Pero ella nunca se hubiera podido imaginar que un día vería a su padre siendo asesinado ante sus ojos y sus restos arrojados en una letrina por un vecino suyo, hutu.
En 1996, cuando volvió a Ruanda desde Tanzania, todo había cambiado. Las vacas se habían ido, el dinero era escaso y Agatha era "una niña que tenía una niña", como ella misma dice.
"Dios la crió, yo no. Yo no tenía las capacidades", explica Agatha, de 45 años, a la AFP.
A Agnes, su familia le dio de lado por ambas partes: sus parientes por parte de padre, hutus, la llamaban "serpiente" (una retórica estatal que atizó las masacres) y sus familiares por parte de madre la acusaban de perpetuar el linaje de los autores del genocidio.
A los 16 años, se fue de casa y trabajó como mesera y trabajadora sexual.

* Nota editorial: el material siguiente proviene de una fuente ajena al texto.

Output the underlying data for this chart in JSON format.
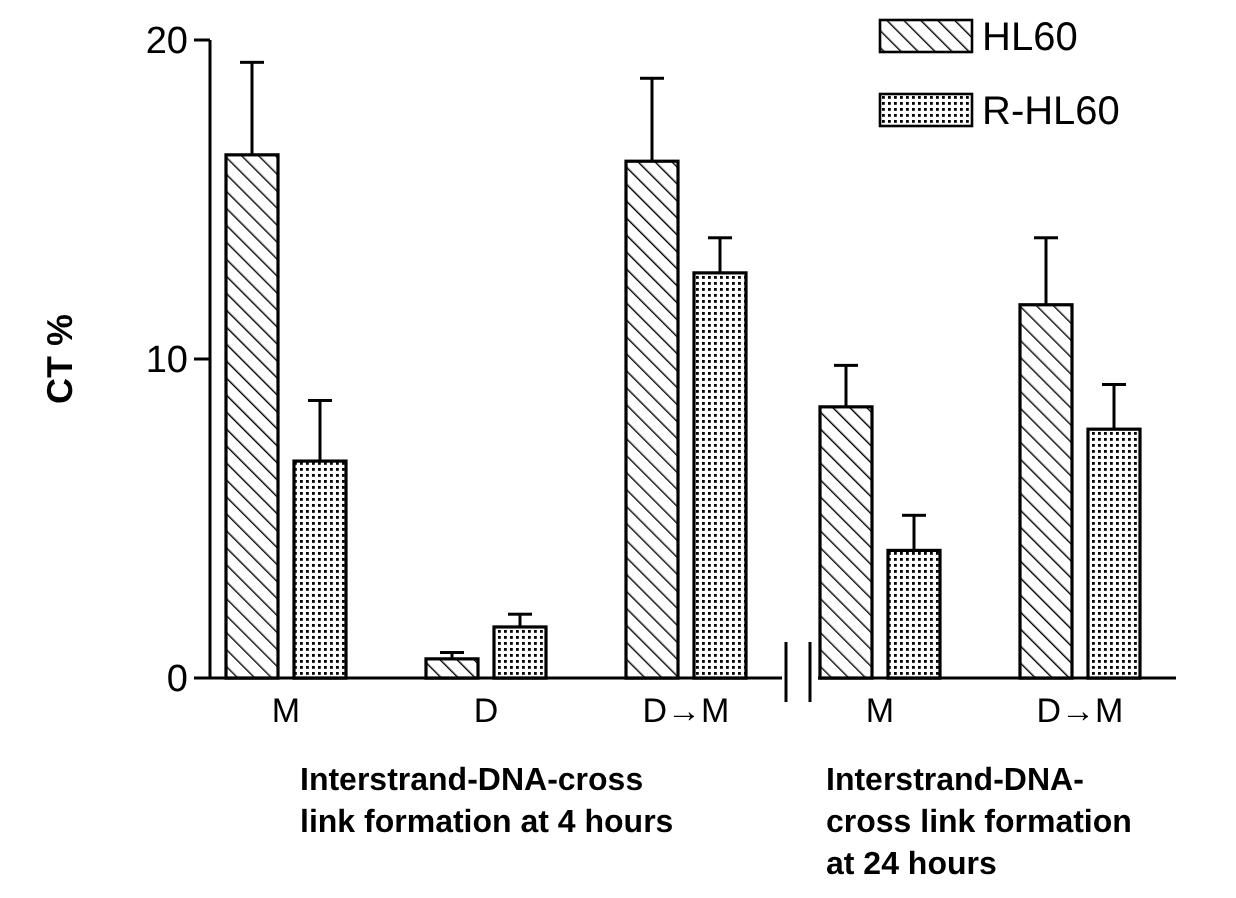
{
  "chart_data": {
    "type": "bar",
    "ylabel": "CT %",
    "categories": [
      "M",
      "D",
      "D→M",
      "M",
      "D→M"
    ],
    "series": [
      {
        "name": "HL60",
        "color": "#000000",
        "values": [
          16.4,
          0.6,
          16.2,
          8.5,
          11.7
        ],
        "errors": [
          [
            16.4,
            19.3
          ],
          [
            0.6,
            0.8
          ],
          [
            16.2,
            18.8
          ],
          [
            8.5,
            9.8
          ],
          [
            11.7,
            13.8
          ]
        ]
      },
      {
        "name": "R-HL60",
        "color": "#000000",
        "values": [
          6.8,
          1.6,
          12.7,
          4.0,
          7.8
        ],
        "errors": [
          [
            6.8,
            8.7
          ],
          [
            1.6,
            2.0
          ],
          [
            12.7,
            13.8
          ],
          [
            4.0,
            5.1
          ],
          [
            7.8,
            9.2
          ]
        ]
      }
    ],
    "ylim": [
      0,
      20
    ],
    "yticks": [
      0,
      10,
      20
    ],
    "grid": false,
    "legend": "top right",
    "annotations": [
      "Interstrand-DNA-cross\nlink formation at 4 hours",
      "Interstrand-DNA-\ncross link formation\nat 24 hours"
    ]
  }
}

No regresó a su aldea natal, en el distrito de Ngoma, en el este, hasta 2018, cuando su primer esposo las abandonó a ella y a su hija al descubrir que Agnes era "fruto de una violación".
Se volvió a casar y tuvo otro hijo. En los cinco años siguientes, madre e hija llevaron una convivencia difícil, sin hablar sobre su pasado.
Un largo camino por delante
Los nacidos de una violación, que la oenegé Survivors Fund cifra en 20.000, no son reconocidos como víctimas de genocidio por el gobierno.
En 2020, la asociación Interpeace, radicada en Ginebra, empezó a organizar unos talleres para tratar el trauma generacional en Ruanda, un proyecto llamado "Mvura Nkuvure" ("Cúrame, yo te curo", en idioma kinyarwanda).
El año pasado, Agatha aceptó participar en uno. Durante tres meses, apenas habló, pero, al escuchar los relatos de los otros asistentes, se dio cuenta de que ella no era la única que vivía con una historia que estaba desesperada por olvidar.
Al poco, su hija empezó a asistir a sesiones con otro grupo. Desde el primer día, tomó la palabra, y durante las siguientes sesiones habló, habló y habló. "Me sentí aliviada (...) porque dije cosas que siempre me había asustado decir", relata.
La vergüenza que había arrastrado durante años empezó a disiparse, así como el enfado que sentía hacia su madre. "Me di cuenta de que todo lo que ella no me dio tampoco lo tuvo para sí", explica.
Clenie, el moderador que supervisó los talleres, dijo a la AFP que el proceso estaba destinado a ayudar a los participantes a "encontrar un terreno de entendimiento".
"Ruanda todavía tiene un largo camino por delante para curarse, pero hemos hecho algunos avances", apuntó.
Casi 30 años después del genocidio, Agatha afirma sentirse más fuerte de lo que se había sentido en años.
"Hay imágenes que no puedes borrar, no importa cuán fuerte lo intentes. Pero soy lo suficientemente valiente como para sobrellevar los malos recuerdos cuando aparecen".